Four questions to clarify your direction
From the conversations I’ve had about purpose and meaningful work there are a few recurring themes. If you’re unsure about your next direction and want to get clearer, try asking yourself the questions below. Even better, go through them with a friend. Honest conversation will take you further than thinking alone.
1. Set your direction
“The questions you ask are more important than the answers you get.”
– Sophie Howarth, Co-Founder, School of Life
Sophie Howarth co-founded The School of Life with Alain de Botton. After that she founded The Store for the Mind and is now a Faculty Lead at social innovation course, Year Here. In our interview about purpose, this quote about the questions we ask ourselves really stood out. It’s an indication of our preoccupations, the issues that most occupy our minds. Unless these questions are heavily guided by fear, they are a good indication of our areas of curiosity, and that is as good a starting point as any for finding your direction.

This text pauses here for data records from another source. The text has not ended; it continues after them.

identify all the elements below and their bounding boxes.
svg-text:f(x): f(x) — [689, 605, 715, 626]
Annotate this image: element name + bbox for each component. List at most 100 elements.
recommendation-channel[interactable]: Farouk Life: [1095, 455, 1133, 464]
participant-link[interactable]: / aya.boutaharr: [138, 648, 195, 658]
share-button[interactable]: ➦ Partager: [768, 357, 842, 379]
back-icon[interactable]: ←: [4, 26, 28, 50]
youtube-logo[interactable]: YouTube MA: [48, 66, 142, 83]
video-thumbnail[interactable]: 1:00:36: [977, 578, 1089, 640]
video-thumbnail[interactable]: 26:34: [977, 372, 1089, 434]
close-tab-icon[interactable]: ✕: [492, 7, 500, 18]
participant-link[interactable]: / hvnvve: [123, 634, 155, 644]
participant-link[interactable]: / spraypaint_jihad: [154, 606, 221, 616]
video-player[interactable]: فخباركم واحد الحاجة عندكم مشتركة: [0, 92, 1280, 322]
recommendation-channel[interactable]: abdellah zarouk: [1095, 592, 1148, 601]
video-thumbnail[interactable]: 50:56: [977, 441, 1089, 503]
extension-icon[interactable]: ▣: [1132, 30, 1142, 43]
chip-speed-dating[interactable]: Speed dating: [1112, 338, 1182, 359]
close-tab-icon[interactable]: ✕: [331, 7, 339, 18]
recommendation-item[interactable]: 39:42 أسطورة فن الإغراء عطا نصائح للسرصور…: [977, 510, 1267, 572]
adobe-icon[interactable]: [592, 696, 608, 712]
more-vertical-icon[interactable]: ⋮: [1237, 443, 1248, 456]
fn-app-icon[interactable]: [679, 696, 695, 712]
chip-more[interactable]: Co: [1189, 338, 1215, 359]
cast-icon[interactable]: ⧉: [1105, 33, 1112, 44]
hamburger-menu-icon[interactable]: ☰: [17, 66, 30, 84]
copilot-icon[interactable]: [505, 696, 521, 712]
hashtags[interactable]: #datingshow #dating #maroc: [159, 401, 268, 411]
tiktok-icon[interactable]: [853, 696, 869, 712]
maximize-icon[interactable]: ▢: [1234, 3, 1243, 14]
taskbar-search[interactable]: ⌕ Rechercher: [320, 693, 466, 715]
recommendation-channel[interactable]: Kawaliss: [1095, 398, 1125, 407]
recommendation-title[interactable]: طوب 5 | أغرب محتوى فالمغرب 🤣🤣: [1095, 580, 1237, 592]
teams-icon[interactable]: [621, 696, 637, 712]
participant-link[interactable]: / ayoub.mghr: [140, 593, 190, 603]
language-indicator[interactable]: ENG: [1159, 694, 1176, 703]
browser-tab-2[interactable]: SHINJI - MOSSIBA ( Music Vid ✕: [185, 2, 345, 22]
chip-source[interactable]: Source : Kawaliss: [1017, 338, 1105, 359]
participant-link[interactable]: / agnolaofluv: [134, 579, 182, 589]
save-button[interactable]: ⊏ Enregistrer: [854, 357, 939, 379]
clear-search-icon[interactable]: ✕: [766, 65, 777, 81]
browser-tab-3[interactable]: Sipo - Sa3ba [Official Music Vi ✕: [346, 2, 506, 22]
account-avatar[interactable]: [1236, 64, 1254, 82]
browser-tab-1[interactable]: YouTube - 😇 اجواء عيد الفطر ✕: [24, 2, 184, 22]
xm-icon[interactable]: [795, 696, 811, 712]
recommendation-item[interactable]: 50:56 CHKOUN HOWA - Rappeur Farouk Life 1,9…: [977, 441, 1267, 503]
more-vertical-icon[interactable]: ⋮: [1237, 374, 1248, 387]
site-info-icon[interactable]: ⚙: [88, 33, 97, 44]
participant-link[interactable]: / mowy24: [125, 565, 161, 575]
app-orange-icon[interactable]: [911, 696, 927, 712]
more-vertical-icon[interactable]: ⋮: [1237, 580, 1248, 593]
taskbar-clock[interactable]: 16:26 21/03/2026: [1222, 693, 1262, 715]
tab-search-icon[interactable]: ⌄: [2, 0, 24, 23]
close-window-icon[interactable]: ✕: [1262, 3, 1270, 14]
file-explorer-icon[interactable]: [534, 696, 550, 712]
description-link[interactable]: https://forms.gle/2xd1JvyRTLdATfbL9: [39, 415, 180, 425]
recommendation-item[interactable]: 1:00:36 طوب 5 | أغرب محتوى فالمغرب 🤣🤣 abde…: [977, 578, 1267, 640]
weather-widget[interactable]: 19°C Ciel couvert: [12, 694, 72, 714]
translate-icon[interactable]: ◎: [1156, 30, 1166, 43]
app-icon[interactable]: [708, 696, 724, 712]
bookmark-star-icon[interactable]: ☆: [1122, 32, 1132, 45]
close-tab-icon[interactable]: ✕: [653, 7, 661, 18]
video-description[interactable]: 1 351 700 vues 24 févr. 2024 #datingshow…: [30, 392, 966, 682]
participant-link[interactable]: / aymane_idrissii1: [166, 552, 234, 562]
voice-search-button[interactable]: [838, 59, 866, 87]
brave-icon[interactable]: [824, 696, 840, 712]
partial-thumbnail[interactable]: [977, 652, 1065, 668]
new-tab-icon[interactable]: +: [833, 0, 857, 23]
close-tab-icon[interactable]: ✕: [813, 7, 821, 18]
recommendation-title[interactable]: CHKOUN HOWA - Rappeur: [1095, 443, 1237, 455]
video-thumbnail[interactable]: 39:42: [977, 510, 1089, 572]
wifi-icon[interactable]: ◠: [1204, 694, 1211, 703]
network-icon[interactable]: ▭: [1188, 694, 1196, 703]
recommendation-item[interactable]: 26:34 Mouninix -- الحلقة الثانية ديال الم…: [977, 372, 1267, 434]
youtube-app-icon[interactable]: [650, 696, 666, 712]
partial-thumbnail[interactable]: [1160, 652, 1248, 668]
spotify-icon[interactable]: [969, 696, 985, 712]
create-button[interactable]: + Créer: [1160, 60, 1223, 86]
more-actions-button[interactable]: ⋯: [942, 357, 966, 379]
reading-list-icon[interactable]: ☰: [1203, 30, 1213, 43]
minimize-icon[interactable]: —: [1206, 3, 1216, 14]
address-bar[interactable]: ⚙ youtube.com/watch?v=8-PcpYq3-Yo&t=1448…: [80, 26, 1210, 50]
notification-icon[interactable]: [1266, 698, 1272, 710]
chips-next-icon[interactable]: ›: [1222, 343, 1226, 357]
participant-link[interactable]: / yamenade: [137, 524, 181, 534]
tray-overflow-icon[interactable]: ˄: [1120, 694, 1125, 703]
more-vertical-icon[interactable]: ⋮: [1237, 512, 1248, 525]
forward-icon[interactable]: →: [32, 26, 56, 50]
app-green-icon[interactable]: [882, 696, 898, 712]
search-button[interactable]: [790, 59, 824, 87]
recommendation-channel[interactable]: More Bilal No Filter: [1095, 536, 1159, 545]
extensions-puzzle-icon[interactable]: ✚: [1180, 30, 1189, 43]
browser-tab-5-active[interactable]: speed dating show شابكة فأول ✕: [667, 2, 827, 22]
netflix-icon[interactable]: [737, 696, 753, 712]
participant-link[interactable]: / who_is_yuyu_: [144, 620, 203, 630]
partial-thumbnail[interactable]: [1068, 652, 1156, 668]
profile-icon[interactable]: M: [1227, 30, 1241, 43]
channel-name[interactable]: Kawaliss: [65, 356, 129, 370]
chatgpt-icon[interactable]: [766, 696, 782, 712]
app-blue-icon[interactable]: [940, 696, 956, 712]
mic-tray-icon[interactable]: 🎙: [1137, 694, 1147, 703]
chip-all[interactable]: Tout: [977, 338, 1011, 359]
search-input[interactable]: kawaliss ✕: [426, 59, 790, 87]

What questions are you asking yourself at the moment?
2. Decide what to keep and what to leave behind
“Everything I've done has built on the last thing. With each new job I always take something with me and I leave something behind.”
– Arielle Tannenbaum, Community Lead at Buffer
Arielle Tannenbaum leads community strategy at Buffer. If that sounds to you like she’s had a clear and obvious career path, you’d be wrong. Before Buffer, Arielle struggled to find her direction and went through several different career options in psychology, health coaching and at a non-profit. None of these quite seemed to fit. Ultimately she found a sense of fulfilment in her work by learning from each past job and refining as she went, deciding what to keep and what to leave behind.
From your current setup, what would you like to take with you? And what would you leave behind?
3. Name your barriers
“You think you’re surrounded by walls made of stone and concrete or cement, but those walls are made of Styrofoam. You can kick through them”.
– Miles Hilton Barber, blind pilot and adventurer
Miles is one of the most inspiring people I’ve ever met. He went blind in his twenties, which (at the time) destroyed his dream of becoming a pilot. For decades he lived as well as he thought a blind man could and settled for an average sort of work life. It wasn’t until his brother, who was also blind, built his own boat and sailed it across the Southern Ocean to Australia that Miles began to realise he could do more with his life. He recognised that he had created many of his own barriers in life and set out to break through them. He eventually became the first blind man to fly halfway round the world (from London to Sydney in a microlight).
Are there any walls keeping you trapped right now? What are they and how can you break through them?
4. See the potential
“You always think about what could go wrong, but what could go right?”
- Phil Krynski, explorer, marketer, currently in Sri Lanka
Phil was working in content marketing in London where he had settled for two years after his travels. But increasingly he felt that his life in London lacked depth and it was something he couldn’t ignore. After one too many grey commutes through the city, he admitted to himself how much he had been craving an outdoor life and a closer sense of community. He was interested in Sri Lanka and took the initiative to contact several retreats to see if they needed marketing support. His initiative paid off and for the last few months he has been living a life of surfing and yoga on the island. When I interviewed him I was impressed at his decisiveness and drive to follow through on such a radical life change. He reminded me that, all to often, we fixate on the things that could go wrong as a result of our decisions and ignore what could go right.
What could go right about the next direction you want to take?
The quotes above come from interviews on finding purposeful work. Over the past six months I’ve interviewed an array of people about their career and work choices, about the times they’ve felt lost or directionless, and about how they have struggled – and sometimes succeeded – in finding purposeful work.